Single by Chris Young

from the album A.M.
- Released: January 20, 2014
- Recorded: 2013
- Genre: Country
- Length: 3:11
- Label: RCA Nashville
- Songwriters: Marv Green; Paul Jenkins; Jason Sellers;
- Producer: James Stroud

Chris Young singles chronology
| "Aw Naw" (2013) | "Who I Am with You" (2014) | "Lonely Eyes" (2014) |

= Who I Am with You =

"Who I Am with You" is a song written by Marv Green, Paul Jenkins, and Jason Sellers and recorded by American country music artist Chris Young. It was released in January 2014 as the second single from Young’s 2013 album A.M..

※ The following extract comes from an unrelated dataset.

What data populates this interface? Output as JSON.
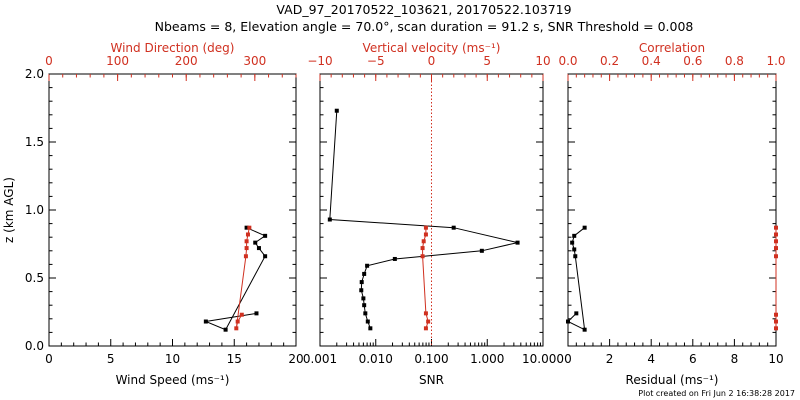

"Who I Am with You" peaked at numbers two and eight on both the Billboard Country Airplay and Hot Country Songs charts respectively. It also charted at number 48 on the Hot 100. The song was certified Gold by the Recording Industry Association of America (RIAA) and has sold 565,000 copies in the United States as of August 2014. It achieved similar chart success in Canada, peaking at number six on the Canada Country chart and number 72 on the Canadian Hot 100.

The accompanying music video for the song was directed by Trey Fanjoy.

==Reception==
===Critical===
The song received a favorable review from Taste of Country, which called it "a subtle change to a formula that’s worked well" and "a stark contrast to more intimate lovers from previous records." The review stated that "Young’s voice adds depth and the necessary hurt to make the early lyrics stick."

===Commercial===
"Who I Am with You" debuted at number 60 on the U.S. Billboard Country Airplay chart for the week of January 25, 2014. It also debuted at number 49 on the U.S. Billboard Hot Country Songs chart for the week of October 5, 2013. It peaked at number 2 on the Country Airplay chart dated July 26, 2014, having been blocked from Number One by Joe Nichols' "Yeah". The song was certified Gold by the RIAA on July 18, 2014.
As of August 2014, the song has sold 565,000 copies in the United States.

==Music video==
The music video was directed by Trey Fanjoy and premiered in March 2014. It shows footage from Chris's 2013 tour, and him performing the song in his dressing room, as well as cuddling with a love interest there. All the dressing room shots are in color, while the concert and tour footage is in black and white.

==Charts and certifications==

===Weekly charts===

| Chart (2014) | Peak position |
|---|---|
| Canada Hot 100 (Billboard) | 72 |
| Canada Country (Billboard) | 6 |
| US Billboard Hot 100 | 48 |
| US Country Airplay (Billboard) | 2 |
| US Hot Country Songs (Billboard) | 8 |

===Year-end charts===

| Chart (2014) | Position |
|---|---|
| US Country Airplay (Billboard) | 25 |
| US Hot Country Songs (Billboard) | 40 |

===Certifications===

| Region | Certification | Certified units/sales |
| Canada (Music Canada) | Gold | 40,000^{‡} |
| United States (RIAA) | 2× Platinum | 2,000,000^{‡} |
^{‡} Sales+streaming figures based on certification alone.